O visto dos ganeses acaba em um menos de um ano e eles afirmam que querem permanecer no País. Sobre Gana, eles criticam a falta de oportunidade de trabalho, os graves problemas econômicos do país e a corrupção.
— Tínhamos a vontade vir e vimos na Copa do Mundo a oportunidade de ficar no Brasil, conta Rulph.
Especialista comenta imigração no Brasil
O professor de Direito Internacional da Unb (Universidade de Brasília) Márcio Garcia afirma que a receptividade do povo brasileiro é um dos principais atrativos para imigrantes que procuram por novas oportunidades fora de seu país de origem. Outro fator que contribui, segundo o professor, para o Brasil ser o destino dos estrangeiros está no fato de as fronteiras do Norte serem muito fechadas.
— Europa e Estados Unidos, por exemplo, são muito restritivos. A Europa, sobretudo, por questões econômicas porque senão esse contingente de pessoas estaria indo para a Europa, não pelo relacionamento interpessoal, mas pela qualidade de vida.

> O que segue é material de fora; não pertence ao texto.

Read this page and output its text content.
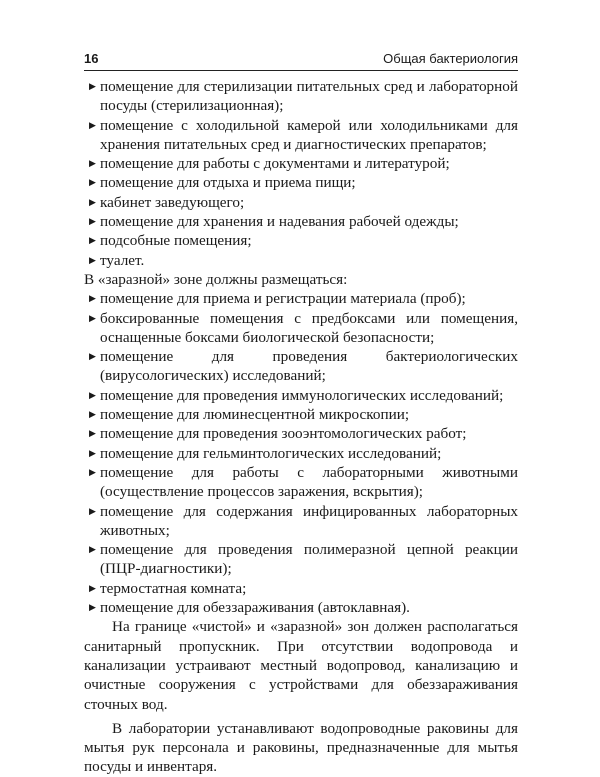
16	Общая бактериология
▶ помещение для стерилизации питательных сред и лабораторной посуды (стерилизационная);
▶ помещение с холодильной камерой или холодильниками для хранения питательных сред и диагностических препаратов;
▶ помещение для работы с документами и литературой;
▶ помещение для отдыха и приема пищи;
▶ кабинет заведующего;
▶ помещение для хранения и надевания рабочей одежды;
▶ подсобные помещения;
▶ туалет.

В «заразной» зоне должны размещаться:

▶ помещение для приема и регистрации материала (проб);
▶ боксированные помещения с предбоксами или помещения, оснащенные боксами биологической безопасности;
▶ помещение для проведения бактериологических (вирусологических) исследований;
▶ помещение для проведения иммунологических исследований;
▶ помещение для люминесцентной микроскопии;
▶ помещение для проведения зооэнтомологических работ;
▶ помещение для гельминтологических исследований;
▶ помещение для работы с лабораторными животными (осуществление процессов заражения, вскрытия);
▶ помещение для содержания инфицированных лабораторных животных;
▶ помещение для проведения полимеразной цепной реакции (ПЦР-диагностики);
▶ термостатная комната;
▶ помещение для обеззараживания (автоклавная).

На границе «чистой» и «заразной» зон должен располагаться санитарный пропускник. При отсутствии водопровода и канализации устраивают местный водопровод, канализацию и очистные сооружения с устройствами для обеззараживания сточных вод.

В лаборатории устанавливают водопроводные раковины для мытья рук персонала и раковины, предназначенные для мытья посуды и инвентаря.
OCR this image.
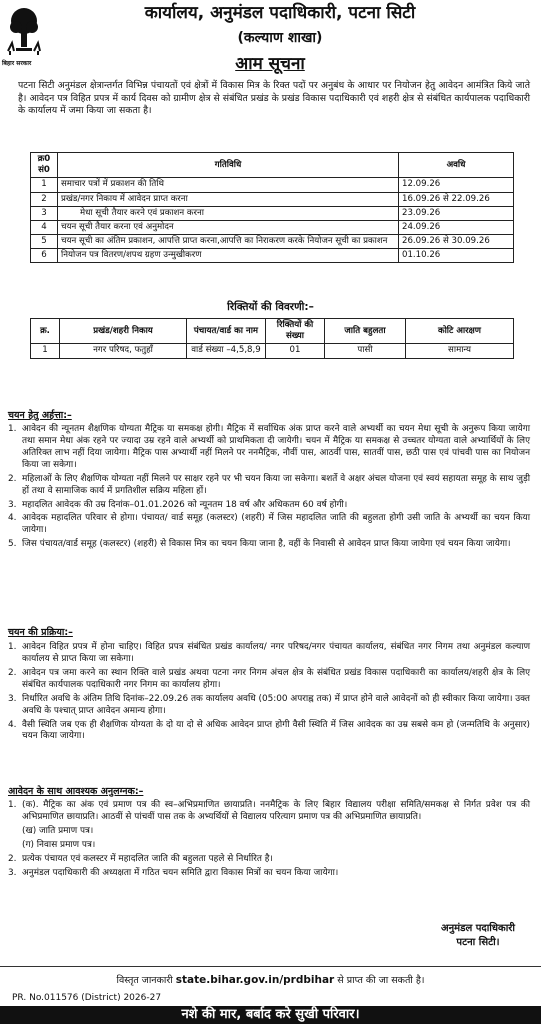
बिहार सरकार
कार्यालय, अनुमंडल पदाधिकारी, पटना सिटी
(कल्याण शाखा)
आम सूचना
पटना सिटी अनुमंडल क्षेत्रान्तर्गत विभिन्न पंचायतों एवं क्षेत्रों में विकास मित्र के रिक्त पदों पर अनुबंध के आधार पर नियोजन हेतु आवेदन आमंत्रित किये जाते है। आवेदन पत्र विहित प्रपत्र में कार्य दिवस को ग्रामीण क्षेत्र से संबंधित प्रखंड के प्रखंड विकास पदाधिकारी एवं शहरी क्षेत्र से संबंधित कार्यपालक पदाधिकारी के कार्यालय में जमा किया जा सकता है।
क्र0 सं0	गतिविधि	अवधि
1	समाचार पत्रों में प्रकाशन की तिथि	12.09.26
2	प्रखंड/नगर निकाय में आवेदन प्राप्त करना	16.09.26 से 22.09.26
3	मेधा सूची तैयार करने एवं प्रकाशन करना	23.09.26
4	चयन सूची तैयार करना एवं अनुमोदन	24.09.26
5	चयन सूची का अंतिम प्रकाशन, आपत्ति प्राप्त करना,आपत्ति का निराकरण करके नियोजन सूची का प्रकाशन	26.09.26 से 30.09.26
6	नियोजन पत्र वितरण/शपथ ग्रहण उन्मुखीकरण	01.10.26
रिक्तियों की विवरणी:–
क्र.	प्रखंड/शहरी निकाय	पंचायत/वार्ड का नाम	रिक्तियों की संख्या	जाति बहुलता	कोटि आरक्षण
1	नगर परिषद, फतुहाँ	वार्ड संख्या –4,5,8,9	01	पासी	सामान्य
चयन हेतु अर्हत्ता:–
1. आवेदन की न्यूनतम शैक्षणिक योग्यता मैट्रिक या समकक्ष होगी। मैट्रिक में सर्वाधिक अंक प्राप्त करने वाले अभ्यर्थी का चयन मेधा सूची के अनुरूप किया जायेगा तथा समान मेधा अंक रहने पर ज्यादा उम्र रहने वाले अभ्यर्थी को प्राथमिकता दी जायेगी। चयन में मैट्रिक या समकक्ष से उच्चतर योग्यता वाले अभ्यार्थियों के लिए अतिरिक्त लाभ नहीं दिया जायेगा। मैट्रिक पास अभ्यार्थी नहीं मिलने पर ननमैट्रिक, नौवीं पास, आठवीं पास, सातवीं पास, छठी पास एवं पांचवी पास का नियोजन किया जा सकेगा।
2. महिलाओं के लिए शैक्षणिक योग्यता नहीं मिलने पर साक्षर रहने पर भी चयन किया जा सकेगा। बशर्ते वे अक्षर अंचल योजना एवं स्वयं सहायता समूह के साथ जुड़ी हों तथा वे सामाजिक कार्य में प्रगतिशील सक्रिय महिला हों।
3. महादलित आवेदक की उम्र दिनांक–01.01.2026 को न्यूनतम 18 वर्ष और अधिकतम 60 वर्ष होगी।
4. आवेदक महादलित परिवार से होगा। पंचायत/ वार्ड समूह (कलस्टर) (शहरी) में जिस महादलित जाति की बहुलता होगी उसी जाति के अभ्यर्थी का चयन किया जायेगा।
5. जिस पंचायत/वार्ड समूह (कलस्टर) (शहरी) से विकास मित्र का चयन किया जाना है, वहीं के निवासी से आवेदन प्राप्त किया जायेगा एवं चयन किया जायेगा।
चयन की प्रक्रिया:–
1. आवेदन विहित प्रपत्र में होना चाहिए। विहित प्रपत्र संबंधित प्रखंड कार्यालय/ नगर परिषद/नगर पंचायत कार्यालय, संबंधित नगर निगम तथा अनुमंडल कल्याण कार्यालय से प्राप्त किया जा सकेगा।
2. आवेदन पत्र जमा करने का स्थान रिक्ति वाले प्रखंड अथवा पटना नगर निगम अंचल क्षेत्र के संबंधित प्रखंड विकास पदाधिकारी का कार्यालय/शहरी क्षेत्र के लिए संबंधित कार्यपालक पदाधिकारी नगर निगम का कार्यालय होगा।
3. निर्धारित अवधि के अंतिम तिथि दिनांक–22.09.26 तक कार्यालय अवधि (05:00 अपराह्न तक) में प्राप्त होने वाले आवेदनों को ही स्वीकार किया जायेगा। उक्त अवधि के पश्चात् प्राप्त आवेदन अमान्य होगा।
4. वैसी स्थिति जब एक ही शैक्षणिक योग्यता के दो या दो से अधिक आवेदन प्राप्त होगी वैसी स्थिति में जिस आवेदक का उम्र सबसे कम हो (जन्मतिथि के अनुसार) चयन किया जायेगा।
आवेदन के साथ आवश्यक अनुलग्नक:–
1. (क). मैट्रिक का अंक एवं प्रमाण पत्र की स्व–अभिप्रमाणित छायाप्रति। ननमैट्रिक के लिए बिहार विद्यालय परीक्षा समिति/समकक्ष से निर्गत प्रवेश पत्र की अभिप्रमाणित छायाप्रति। आठवीं से पांचवीं पास तक के अभ्यर्थियों से विद्यालय परित्याग प्रमाण पत्र की अभिप्रमाणित छायाप्रति।
(ख) जाति प्रमाण पत्र।
(ग) निवास प्रमाण पत्र।
2. प्रत्येक पंचायत एवं कलस्टर में महादलित जाति की बहुलता पहले से निर्धारित है।
3. अनुमंडल पदाधिकारी की अध्यक्षता में गठित चयन समिति द्वारा विकास मित्रों का चयन किया जायेगा।
अनुमंडल पदाधिकारी
पटना सिटी।
विस्तृत जानकारी state.bihar.gov.in/prdbihar से प्राप्त की जा सकती है।
PR. No.011576 (District) 2026-27
नशे की मार, बर्बाद करे सुखी परिवार।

Segundo ele, a quantidade de imigrantes hoje no Brasil não tem incomodado os brasileiros, mas esse quadro pode mudar futuramente, quando eles se sentirem “ameaçados” pela oferta da mão de obra no mercado de trabalho.
— Se essa coisa [vinda dos imigrantes para o País] continuar no ritmo que vem, pode ser que, mais adiante, alguém pode não gostar tanto porque é uma mão de obra que disputa espaço. Se a integração dessas pessoas não for algo pensado, como os motivos pelos quais elas saíram de seu país de origem, para quais estados elas vão, se existe uma política especialmente desenhada para colher esse contingente de pessoas. Se não for algo pensado, pode ser que no futuro possamos ter problema.
Em relação à questão específica dos refugiados no Brasil, Márcio Garcia reforça que a condição deles é diferente de outros imigrantes porque, em seu caso, há perseguição de direitos individuais. O professor também acredita que a Lei nº 9.474/97 deve ser considerada uma “lei modelo no mundo” por garantir a proteção humanitária.
— A lei brasileira é, para mim, paradigma a título de considerar, sobretudo, o direito comparado. O que a gente tem alguma dificuldade é na condição do acolhimento dos refugiados. Então, eu acho que deveria ter uma política pública de inserção porque geralmente eles ficam nos grandes centros urbanos que, apesar de ter muitas convergências de oportunidades, também têm grandes problemas.